The structure of this film is interesting because you filmed two series of interviews on stage — one with an audience and one without. Having seen the whole six hours, I’m curious about how different these interviews and the dynamic was.
That’s a very good question, because I have thought about it a lot funnily enough, because we wanted to do the audience. We wanted to do it because Mike had been a performer, but we didn’t want the whole film at all to be in front of an audience. I was afraid it would be Inside the Actors Studio. A smarter version of Inside, a less odious version of Inside the Actors Studio, and what’s really interesting, having sat with all the footage for a long time, is that the dynamic with Mike and Jack along with no audience is very intimate and relaxed.
You can see on his face and Mike’s demeanor in front of the audience. His energy came up, but his demeanor changed. He still told great stories, but I see less in him that is revealed personally. When I just look at his face without the audience I see a different quality than with the audience because of course he’s performing to a degree. Even though he has Jack there to make him comfortable, I think there’s still a little bit of the, whatever that formality is that comes in performing. But it was very interesting. His energy was quite a bit higher because you had the adrenaline of the audience being there, and in some ways that was helpful for the stories and also because he’s so smart he knew which stories are just perfect for an audience and he knew which stories made more sense to have between the two guys.

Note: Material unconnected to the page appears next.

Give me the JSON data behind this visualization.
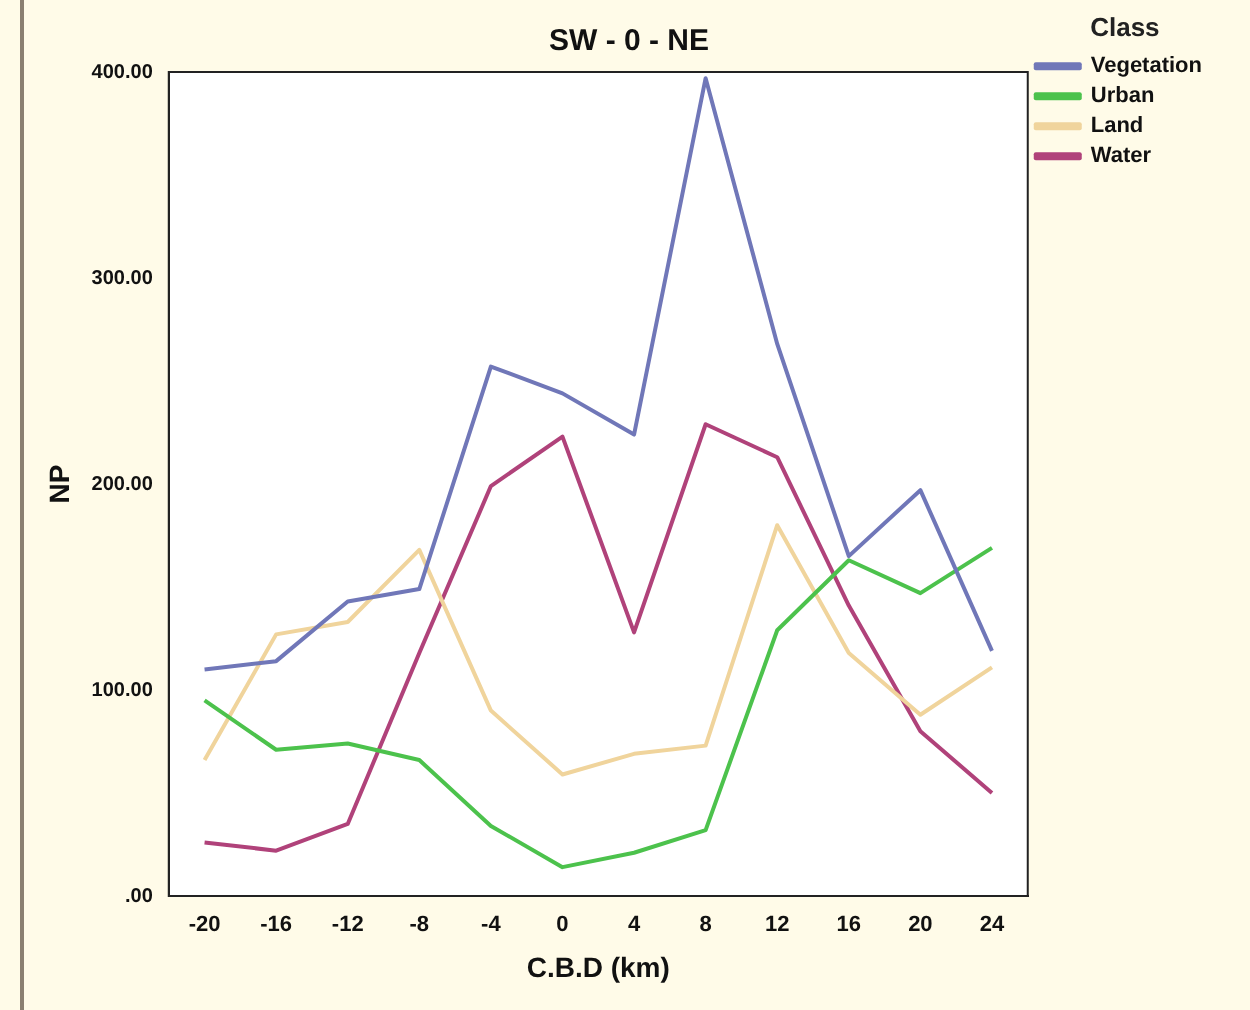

Was there a list of questions given to him in advance?
No, no, no, he knew nothing in advance. I mean he knew it was going to be about him, but he’s smart so he knew the general idea of questions, but no, Jack had his own questions and then the questions always started things. Then Mike would say something Jack hadn’t expected and he’s like, “What do you mean? Why don’t you tell me about that or why or what?” So Jack had a guide but he wasn’t uh bound by it.
Did you collaborate with Jack on that guide?

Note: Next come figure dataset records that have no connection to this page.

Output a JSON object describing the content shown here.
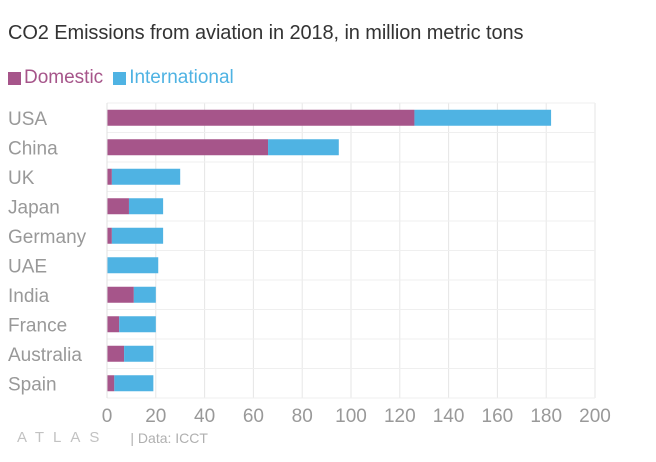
{
  "colors": {
    "domestic": "#a6558a",
    "international": "#4fb3e3"
  },
  "chart_data": {
    "type": "bar",
    "orientation": "horizontal",
    "stacked": true,
    "title": "CO2 Emissions from aviation in 2018, in million metric tons",
    "categories": [
      "USA",
      "China",
      "UK",
      "Japan",
      "Germany",
      "UAE",
      "India",
      "France",
      "Australia",
      "Spain"
    ],
    "series": [
      {
        "name": "Domestic",
        "color": "#a6558a",
        "values": [
          126,
          66,
          2,
          9,
          2,
          0,
          11,
          5,
          7,
          3
        ]
      },
      {
        "name": "International",
        "color": "#4fb3e3",
        "values": [
          56,
          29,
          28,
          14,
          21,
          21,
          9,
          15,
          12,
          16
        ]
      }
    ],
    "xlim": [
      0,
      200
    ],
    "xticks": [
      "0",
      "20",
      "40",
      "60",
      "80",
      "100",
      "120",
      "140",
      "160",
      "180",
      "200"
    ],
    "grid": true,
    "legend_position": "top-left"
  },
  "footer": {
    "logo": "ATLAS",
    "source": "| Data: ICCT"
  }
}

They are mostly his questions. I don’t want to take anything away from him, but occasionally I would say don’t forget about this or I noticed this, and I did think on the first day Mike told the story, the hilarious story to me, of Elaine May making up the title song for the brothers, and I did say I think you should ask about that when we have the audience because it’s just too good. The other stuff didn’t need to be repeated for the audience, but that was its own. Because you’ll notice with Jack — just Jack alone — it’s much more about his own intellectual process, and with the audience it’s more about anecdotes that demonstrate what that process is, but he knows there’s an audience there who want to hear full stories about the characters. Whereas with Jack he can talk about the mental process and the artistic process that led him to make his choices.
Becoming Mike Nichols is now in limited theatrical release, airing on HBO, and streaming on HBO Go.